Here is a very magical thing about action research grounded in behavioral science. When you challenge yourself to really measure and include the hard context, even if imperfectly, it turns out all your other stuff can get easier. Once we have gone through this design process and can identify big sociocognitive levers that are practically significant and attainable, we grasp the shape of other things better. It's like you've turned on the light in your lab. Sure, you still have experiments to do, but many things will become obvious.

So it means when we get to the level of individual "work" measures, we suddenly understand a bit of the previously unmapped "context." For example: inside of a learning culture, software teams might use a velocity measure entirely differently, and use slowdowns as a signal for learning investment. But software teams that have a high contest culture, and expect to get punished for learning? Those teams might shy away entirely from velocity measures and consider them wildly inaccurate. So we can see learning culture as a core thing that changes the effect of "using a velocity measure" on a software team.

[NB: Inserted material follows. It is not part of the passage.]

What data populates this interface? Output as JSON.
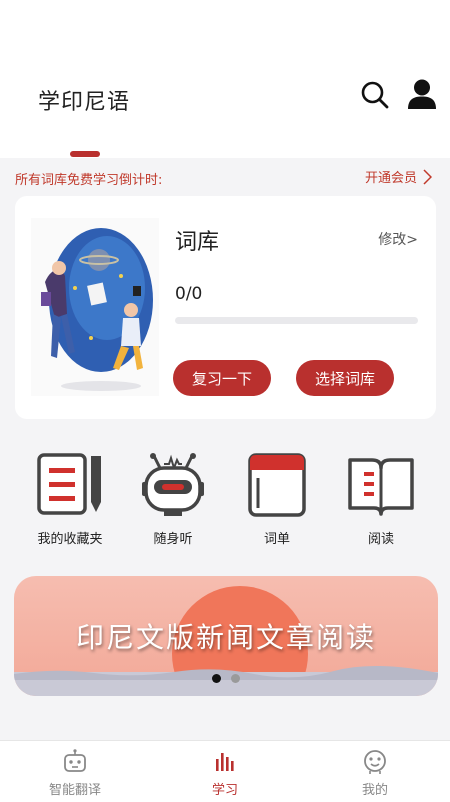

Now, this doesn't mean that there isn't good work to be done to refine the overall quality of measures inside of our engineering organizations. But past a threshold of quality, consistency, and accuracy -- we can all easily figure out highly motivated reasoning that justifies choosing one software metric over another. And we will forever see them working and failing because of outside context. We can't even validate these measures if we're not taking this larger ecosystem seriously -- we'll be forever grabbing different pieces of the elephant. Are software metrics right or wrong? It depends on how we use them.

I believe that these conversations will never progress -- and software researchers will never help the engineering managers and teams that truly need our support -- if we don't take this fundamental multi-systems view of human behavior. That includes org culture, sociocognitive factors, and the messages in our orgs that maintain those individual beliefs. It includes bringing in the sciences that may fill in fundamental theories and mechanisms that haven't yet gotten their own methods in software teams. It includes being collaborative, translational, and seeking methodological understanding.

A chronic misconception that behavioral/social scientists have to face, in every industry and area we apply our work, is the idea that social science is "soft," that studying human things is "fuzzy," or "squishy." This word gets thrown at work like our Dev Thriving studies, both intentionally and unintentionally devaluing the technicality of our work. But the study of sociocognitive mechanisms is also *technically* interesting, grounded in quantitative methods, and difficult. Often much more difficult than aggregating simple velocity and activity metrics, and necessary for interpreting these metrics. Fully taking a multi-systems view of human behavior is what will unlock our ability to see the intervention points, model change, and understand cause and effect inside of our most important environments -- our workplaces, our schools, our hospitals, our households. Our software teams.

Over the last eight months, I have come to believe in the real world impact of behavioral science more than ever before. There are millions of developers in this world who deserve this work. And we ignore it at our peril -- because all of us depend on their work.